Zwischen gestern Früh und heute Früh war es in allen zwölf Wohnungen mindestens sieben Stunden lang wärmer als draußen. In der betroffenen Einzimmerwohnung lag die Temperatur sogar fast 13 Stunden über der Außentemperatur. Sieben Wohnungen kühlten in der Nacht nie unter 27 Grad ab.

Greenpeace schlägt Alarm. Klima- und Energieexperte Marc Dengler sagt: "Die Hitzewelle hat erst kürzlich an Fahrt aufgenommen, doch schon jetzt glüht es in den Wohnungen wie in einem Backofen." Besonders ältere Menschen mit wenig Geld hätten oft keine Möglichkeit, ihre Wohnung ausreichend zu kühlen.

Hitze trifft Armutsbetroffene

Auch die Volkshilfe warnt vor den Folgen. Direktor Erich Fenninger erklärt: "Armutsbetroffene Menschen sind der Hitze stärker ausgesetzt." Viele lebten in schlecht sanierten Wohnungen ohne Sonnenschutz und könnten sich Jalousien, Kühlgeräte oder Ausflüge an kühlere Orte nicht leisten.
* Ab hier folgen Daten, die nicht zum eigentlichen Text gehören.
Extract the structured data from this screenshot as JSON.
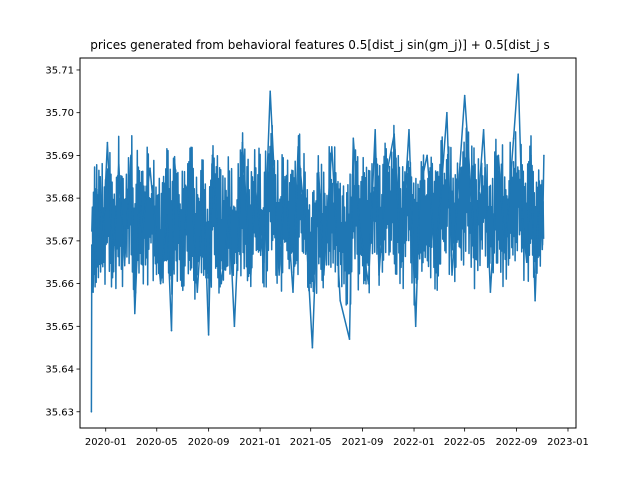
{
  "chart_data": {
    "type": "line",
    "title": "prices generated from behavioral features 0.5[dist_j sin(gm_j)] + 0.5[dist_j s",
    "xlabel": "",
    "ylabel": "",
    "x_range": [
      "2019-11-01",
      "2023-01-20"
    ],
    "ylim": [
      35.6262,
      35.7128
    ],
    "x_ticks": [
      {
        "date": "2020-01-01",
        "label": "2020-01"
      },
      {
        "date": "2020-05-01",
        "label": "2020-05"
      },
      {
        "date": "2020-09-01",
        "label": "2020-09"
      },
      {
        "date": "2021-01-01",
        "label": "2021-01"
      },
      {
        "date": "2021-05-01",
        "label": "2021-05"
      },
      {
        "date": "2021-09-01",
        "label": "2021-09"
      },
      {
        "date": "2022-01-01",
        "label": "2022-01"
      },
      {
        "date": "2022-05-01",
        "label": "2022-05"
      },
      {
        "date": "2022-09-01",
        "label": "2022-09"
      },
      {
        "date": "2023-01-01",
        "label": "2023-01"
      }
    ],
    "y_ticks": [
      35.63,
      35.64,
      35.65,
      35.66,
      35.67,
      35.68,
      35.69,
      35.7,
      35.71
    ],
    "y_tick_labels": [
      "35.63",
      "35.64",
      "35.65",
      "35.66",
      "35.67",
      "35.68",
      "35.69",
      "35.70",
      "35.71"
    ],
    "grid": false,
    "color": "#1f77b4",
    "series": [
      {
        "x": [
          "2019-11-28",
          "2019-11-29",
          "2019-12-02",
          "2019-12-05",
          "2019-12-08",
          "2019-12-11",
          "2019-12-15",
          "2019-12-19",
          "2019-12-24",
          "2020-01-05",
          "2020-01-18",
          "2020-02-01",
          "2020-02-05",
          "2020-02-15",
          "2020-03-01",
          "2020-03-10",
          "2020-03-22",
          "2020-03-27",
          "2020-04-15",
          "2020-05-10",
          "2020-05-25",
          "2020-06-05",
          "2020-06-12",
          "2020-07-01",
          "2020-07-20",
          "2020-08-05",
          "2020-08-20",
          "2020-09-01",
          "2020-09-10",
          "2020-10-01",
          "2020-10-20",
          "2020-11-01",
          "2020-11-20",
          "2020-12-10",
          "2020-12-20",
          "2021-01-10",
          "2021-01-25",
          "2021-02-15",
          "2021-03-01",
          "2021-03-20",
          "2021-04-01",
          "2021-04-20",
          "2021-05-05",
          "2021-05-20",
          "2021-06-01",
          "2021-06-20",
          "2021-07-10",
          "2021-08-01",
          "2021-08-10",
          "2021-08-25",
          "2021-09-15",
          "2021-10-01",
          "2021-10-10",
          "2021-10-25",
          "2021-11-15",
          "2021-12-01",
          "2021-12-20",
          "2022-01-05",
          "2022-01-15",
          "2022-02-01",
          "2022-02-20",
          "2022-03-05",
          "2022-03-20",
          "2022-04-01",
          "2022-04-20",
          "2022-05-01",
          "2022-05-25",
          "2022-06-15",
          "2022-07-01",
          "2022-07-20",
          "2022-08-05",
          "2022-08-25",
          "2022-09-05",
          "2022-09-15",
          "2022-09-25",
          "2022-10-05",
          "2022-10-15",
          "2022-10-25",
          "2022-11-01",
          "2022-11-05"
        ],
        "y": [
          35.63,
          35.669,
          35.658,
          35.676,
          35.665,
          35.682,
          35.671,
          35.685,
          35.667,
          35.693,
          35.664,
          35.688,
          35.68,
          35.665,
          35.69,
          35.653,
          35.683,
          35.672,
          35.687,
          35.66,
          35.676,
          35.649,
          35.689,
          35.665,
          35.688,
          35.658,
          35.682,
          35.648,
          35.69,
          35.66,
          35.676,
          35.65,
          35.693,
          35.662,
          35.683,
          35.665,
          35.705,
          35.662,
          35.685,
          35.658,
          35.692,
          35.672,
          35.645,
          35.686,
          35.662,
          35.692,
          35.656,
          35.647,
          35.694,
          35.673,
          35.66,
          35.696,
          35.662,
          35.684,
          35.695,
          35.665,
          35.696,
          35.65,
          35.682,
          35.69,
          35.666,
          35.68,
          35.7,
          35.662,
          35.688,
          35.704,
          35.668,
          35.696,
          35.658,
          35.69,
          35.668,
          35.694,
          35.709,
          35.675,
          35.665,
          35.69,
          35.656,
          35.684,
          35.668,
          35.69
        ]
      }
    ]
  }
}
Die medizinischen Risiken seien erheblich. Umweltmedizinerin Daniela Haluza von der Medizinischen Universität Wien betont: "Hitze ist das tödlichste Wetterextrem in Österreich." Überhitzte Wohnungen erhöhten das Risiko für Kreislaufprobleme, Schwindel, Stürze und Verwirrtheit.

Forderungen an Regierung

Greenpeace und Volkshilfe fordern deshalb von der Bundesregierung unter anderem eine Sanierungsoffensive, mehr Begrünung in Wohnvierteln, Notfallpläne für Hitzewellen und einen besseren Hitzeschutz im Mietrecht. Laut einer Greenpeace-Berechnung starben allein während der letzten Hitzewelle im Juni rund 300 Menschen in Österreich an den Folgen der extremen Temperaturen.